Birileri sussa da, birilerinin sesi çıkmalı bu ülkede!
ne biçim insanlar bunlar. Birde sanatçıyız diyorlar. Evet içişleri bakanına birlikte karşı çıkalım ama türk'ün en iyi yaptığı şey olan ve milletin bekası için var olan devleti aşağılayarak mı hükümete karşı çıkalım. Biz devlet için varız değil, devlet türk milleti için vardır. Ama şunu da unutmayalım: biz biz olduğumuz vakit devlet güçlü olacaktır. Devletin gücü bizleri özlenen yaşam şartlarına kavuşturacaktır. Unutulmasın ki türk'ün kurduğu devletler tarihte eşine başka bir milletin devletiyle kıyaslanamayacak kadar insana değer veriyordu. Şimdi devlet yöneticileri bunun tersini yapsa da, biz devletin türk milleti için kutsalığını unutmayalım. Devlet millet için vardır ve hizmet bunun ilk görevidir. Millet bunu bilirse devlet milletle birlikte yücelecektir.

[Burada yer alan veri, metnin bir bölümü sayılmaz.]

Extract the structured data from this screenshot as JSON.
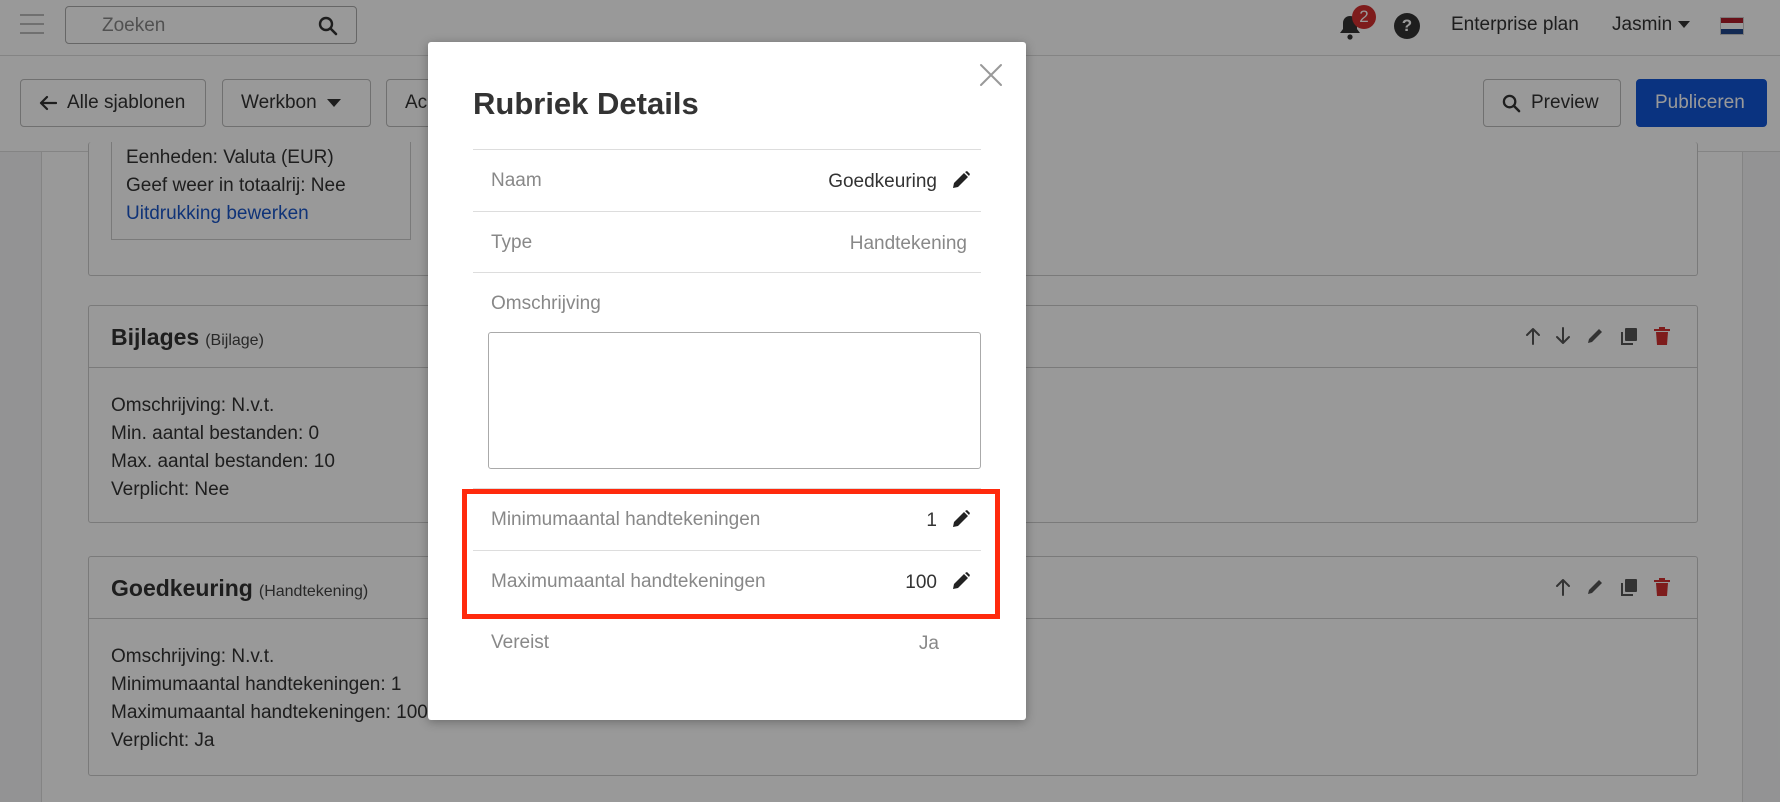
{
  "topbar": {
    "search_placeholder": "Zoeken",
    "notification_count": "2",
    "help_label": "?",
    "plan_label": "Enterprise plan",
    "user_name": "Jasmin"
  },
  "toolbar": {
    "back_label": "Alle sjablonen",
    "dropdown_label": "Werkbon",
    "partial_button_label": "Ac",
    "preview_label": "Preview",
    "publish_label": "Publiceren"
  },
  "cards": {
    "top_card_lines": [
      "Eenheden: Valuta (EUR)",
      "Geef weer in totaalrij: Nee"
    ],
    "top_card_link": "Uitdrukking bewerken",
    "attachments": {
      "title": "Bijlages",
      "type": "(Bijlage)",
      "lines": [
        "Omschrijving: N.v.t.",
        "Min. aantal bestanden: 0",
        "Max. aantal bestanden: 10",
        "Verplicht: Nee"
      ]
    },
    "approval": {
      "title": "Goedkeuring",
      "type": "(Handtekening)",
      "lines": [
        "Omschrijving: N.v.t.",
        "Minimumaantal handtekeningen: 1",
        "Maximumaantal handtekeningen: 100",
        "Verplicht: Ja"
      ]
    }
  },
  "modal": {
    "title": "Rubriek Details",
    "name_label": "Naam",
    "name_value": "Goedkeuring",
    "type_label": "Type",
    "type_value": "Handtekening",
    "description_label": "Omschrijving",
    "description_value": "",
    "min_label": "Minimumaantal handtekeningen",
    "min_value": "1",
    "max_label": "Maximumaantal handtekeningen",
    "max_value": "100",
    "required_label": "Vereist",
    "required_value": "Ja"
  },
  "colors": {
    "primary": "#1256d6",
    "danger": "#d32f2f",
    "highlight": "#ff2a0d",
    "link": "#1a56c8"
  }
}
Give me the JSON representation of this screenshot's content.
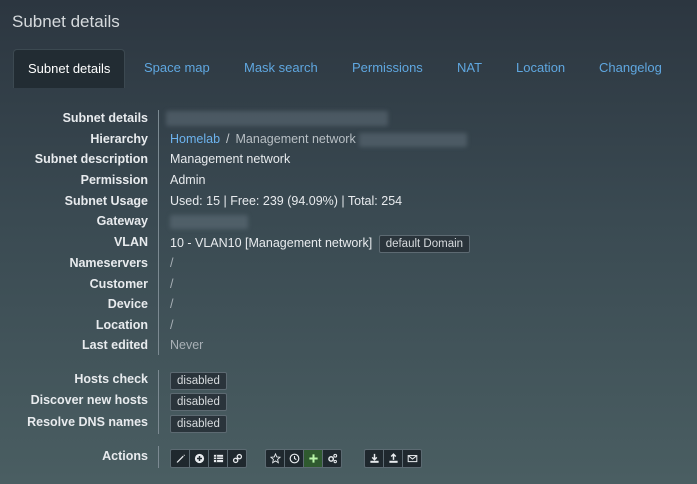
{
  "panel": {
    "title": "Subnet details"
  },
  "tabs": [
    {
      "label": "Subnet details",
      "active": true
    },
    {
      "label": "Space map"
    },
    {
      "label": "Mask search"
    },
    {
      "label": "Permissions"
    },
    {
      "label": "NAT"
    },
    {
      "label": "Location"
    },
    {
      "label": "Changelog"
    }
  ],
  "details": {
    "subnet_details": {
      "label": "Subnet details"
    },
    "hierarchy": {
      "label": "Hierarchy",
      "root": "Homelab",
      "separator": "/",
      "current": "Management network"
    },
    "description": {
      "label": "Subnet description",
      "value": "Management network"
    },
    "permission": {
      "label": "Permission",
      "value": "Admin"
    },
    "usage": {
      "label": "Subnet Usage",
      "value": "Used: 15 | Free: 239 (94.09%) | Total: 254"
    },
    "gateway": {
      "label": "Gateway"
    },
    "vlan": {
      "label": "VLAN",
      "value": "10 - VLAN10 [Management network]",
      "badge": "default Domain"
    },
    "nameservers": {
      "label": "Nameservers",
      "value": "/"
    },
    "customer": {
      "label": "Customer",
      "value": "/"
    },
    "device": {
      "label": "Device",
      "value": "/"
    },
    "location": {
      "label": "Location",
      "value": "/"
    },
    "last_edited": {
      "label": "Last edited",
      "value": "Never"
    }
  },
  "scan": {
    "hosts_check": {
      "label": "Hosts check",
      "value": "disabled"
    },
    "discover": {
      "label": "Discover new hosts",
      "value": "disabled"
    },
    "resolve": {
      "label": "Resolve DNS names",
      "value": "disabled"
    }
  },
  "actions": {
    "label": "Actions",
    "icons": [
      "pencil-icon",
      "plus-circle-icon",
      "list-icon",
      "link-icon",
      "star-icon",
      "clock-icon",
      "plus-icon",
      "cogs-icon",
      "download-icon",
      "upload-icon",
      "envelope-icon"
    ]
  },
  "colors": {
    "link": "#6db3ee",
    "active_tab_bg": "#222c33",
    "green_button": "#2f5a2f"
  }
}
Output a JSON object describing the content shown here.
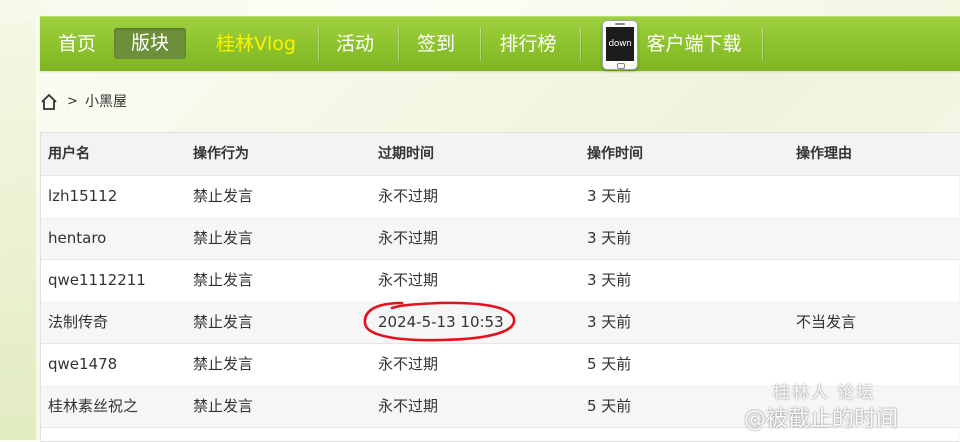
{
  "nav": {
    "items": [
      {
        "label": "首页"
      },
      {
        "label": "版块"
      },
      {
        "label": "桂林Vlog"
      },
      {
        "label": "活动"
      },
      {
        "label": "签到"
      },
      {
        "label": "排行榜"
      },
      {
        "label": "客户端下载"
      }
    ],
    "phone_icon_text": "down",
    "active_index": 1,
    "highlight_index": 2,
    "colors": {
      "bar": "#8cc22c",
      "active": "#6d8f3a",
      "highlight": "#fff200"
    }
  },
  "breadcrumb": {
    "home_icon": "home-icon",
    "separator": ">",
    "current": "小黑屋"
  },
  "table": {
    "headers": [
      "用户名",
      "操作行为",
      "过期时间",
      "操作时间",
      "操作理由"
    ],
    "rows": [
      {
        "user": "lzh15112",
        "action": "禁止发言",
        "expire": "永不过期",
        "time": "3 天前",
        "reason": ""
      },
      {
        "user": "hentaro",
        "action": "禁止发言",
        "expire": "永不过期",
        "time": "3 天前",
        "reason": ""
      },
      {
        "user": "qwe1112211",
        "action": "禁止发言",
        "expire": "永不过期",
        "time": "3 天前",
        "reason": ""
      },
      {
        "user": "法制传奇",
        "action": "禁止发言",
        "expire": "2024-5-13 10:53",
        "time": "3 天前",
        "reason": "不当发言"
      },
      {
        "user": "qwe1478",
        "action": "禁止发言",
        "expire": "永不过期",
        "time": "5 天前",
        "reason": ""
      },
      {
        "user": "桂林素丝祝之",
        "action": "禁止发言",
        "expire": "永不过期",
        "time": "5 天前",
        "reason": ""
      }
    ]
  },
  "watermark": {
    "line1": "桂林人 论坛",
    "line2": "@被截止的时间"
  }
}
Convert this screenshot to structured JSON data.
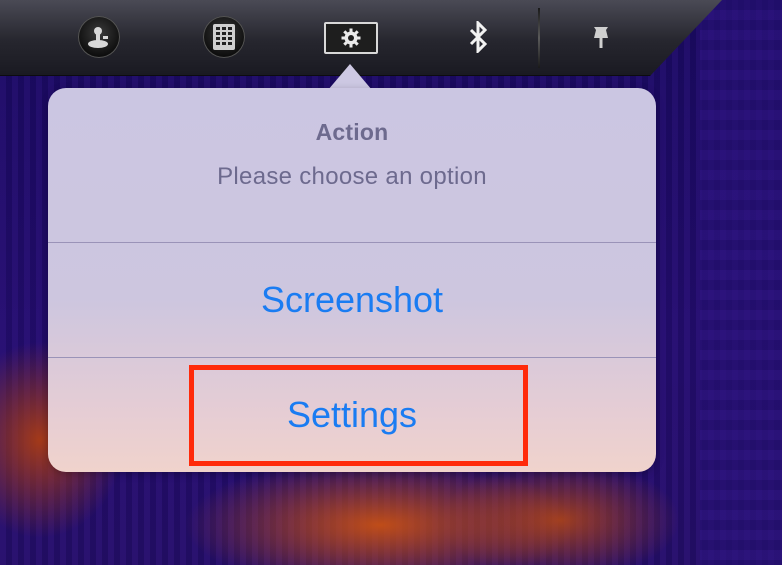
{
  "toolbar": {
    "buttons": [
      {
        "icon": "joystick-icon"
      },
      {
        "icon": "keypad-icon"
      },
      {
        "icon": "gear-icon"
      },
      {
        "icon": "bluetooth-icon"
      },
      {
        "icon": "pin-icon"
      }
    ]
  },
  "action_sheet": {
    "title": "Action",
    "message": "Please choose an option",
    "options": [
      "Screenshot",
      "Settings"
    ],
    "highlighted_option": "Settings"
  },
  "colors": {
    "action_text": "#1a7cf2",
    "header_text": "#6d6a8e",
    "highlight": "#ff2a0a",
    "background": "#1a0a5e"
  }
}
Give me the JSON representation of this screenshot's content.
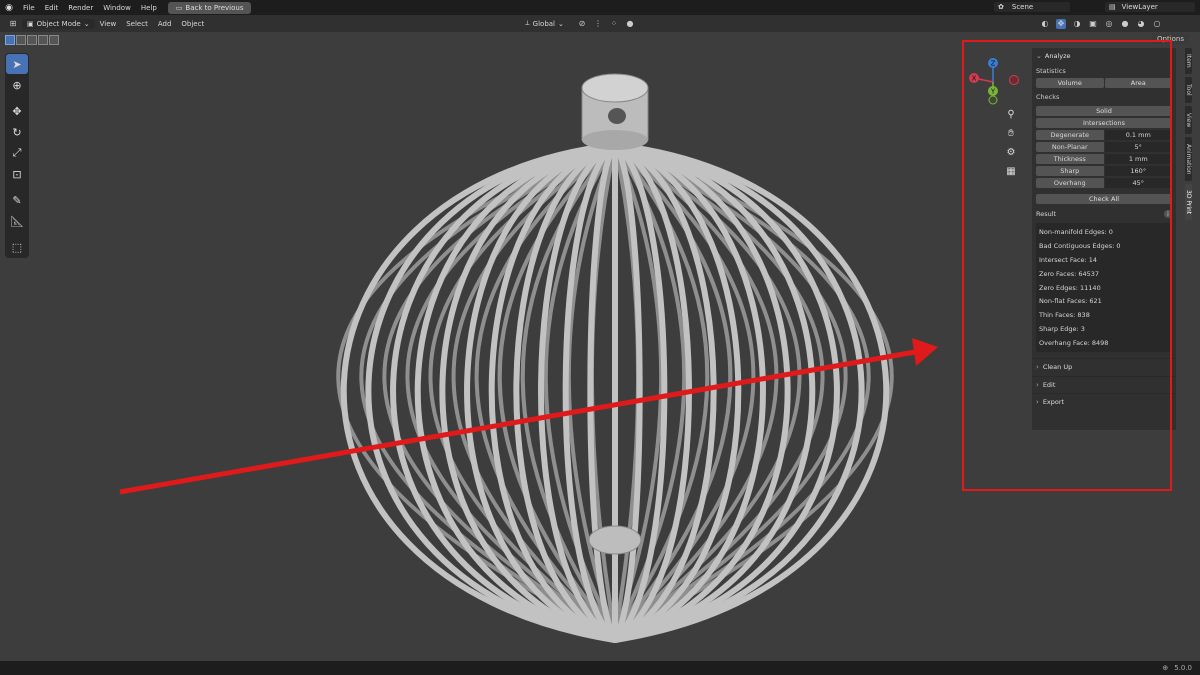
{
  "topbar": {
    "menus": [
      "File",
      "Edit",
      "Render",
      "Window",
      "Help"
    ],
    "back_button": "Back to Previous",
    "scene": "Scene",
    "view_layer": "ViewLayer"
  },
  "header": {
    "mode": "Object Mode",
    "menus": [
      "View",
      "Select",
      "Add",
      "Object"
    ],
    "orientation": "Global",
    "options": "Options"
  },
  "sidebar": {
    "analyze": {
      "title": "Analyze",
      "statistics_label": "Statistics",
      "volume": "Volume",
      "area": "Area",
      "checks_label": "Checks",
      "solid": "Solid",
      "intersections": "Intersections",
      "checks": [
        {
          "label": "Degenerate",
          "value": "0.1 mm"
        },
        {
          "label": "Non-Planar",
          "value": "5°"
        },
        {
          "label": "Thickness",
          "value": "1 mm"
        },
        {
          "label": "Sharp",
          "value": "160°"
        },
        {
          "label": "Overhang",
          "value": "45°"
        }
      ],
      "check_all": "Check All",
      "result_label": "Result",
      "results": [
        "Non-manifold Edges: 0",
        "Bad Contiguous Edges: 0",
        "Intersect Face: 14",
        "Zero Faces: 64537",
        "Zero Edges: 11140",
        "Non-flat Faces: 621",
        "Thin Faces: 838",
        "Sharp Edge: 3",
        "Overhang Face: 8498"
      ]
    },
    "collapsed_panels": [
      "Clean Up",
      "Edit",
      "Export"
    ],
    "tabs": [
      "Item",
      "Tool",
      "View",
      "Animation",
      "3D Print"
    ]
  },
  "gizmo": {
    "x": "X",
    "y": "Y",
    "z": "Z"
  },
  "status": {
    "version": "5.0.0"
  },
  "colors": {
    "highlight": "#e01a1a",
    "arrow": "#e01a1a",
    "accent": "#4772b3"
  }
}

Tabi hayko cepkin, şebnem ferah gibi sanatçı geçinenlerden bunu beklemek hata olur. Sanatçı dediğin gerçekleri milletine anlatmalı. Halbuki bunlar önlerine tutuşturulan ve okumaya bile eminim zaman harcamayacak kadar acizler. Ve kağıda imza atmak için kimlerin imzaladığına bakarak karar veriyorlardır. Devlet meselelerinde çıkıp iki kelam etmeyenler devlete karşı muhalif tavır sergilemekten çekinmiyorlar. Ha doğru ya, onlar şu bildiriyi bile okumamışlardır demiştik. Evet belki de o imzaladıkları kağıdın, devletin kutsallığına inanmayanlar tarafından kaleme alındığını bile bilmiyorlardır. Yazık ki ne yazık..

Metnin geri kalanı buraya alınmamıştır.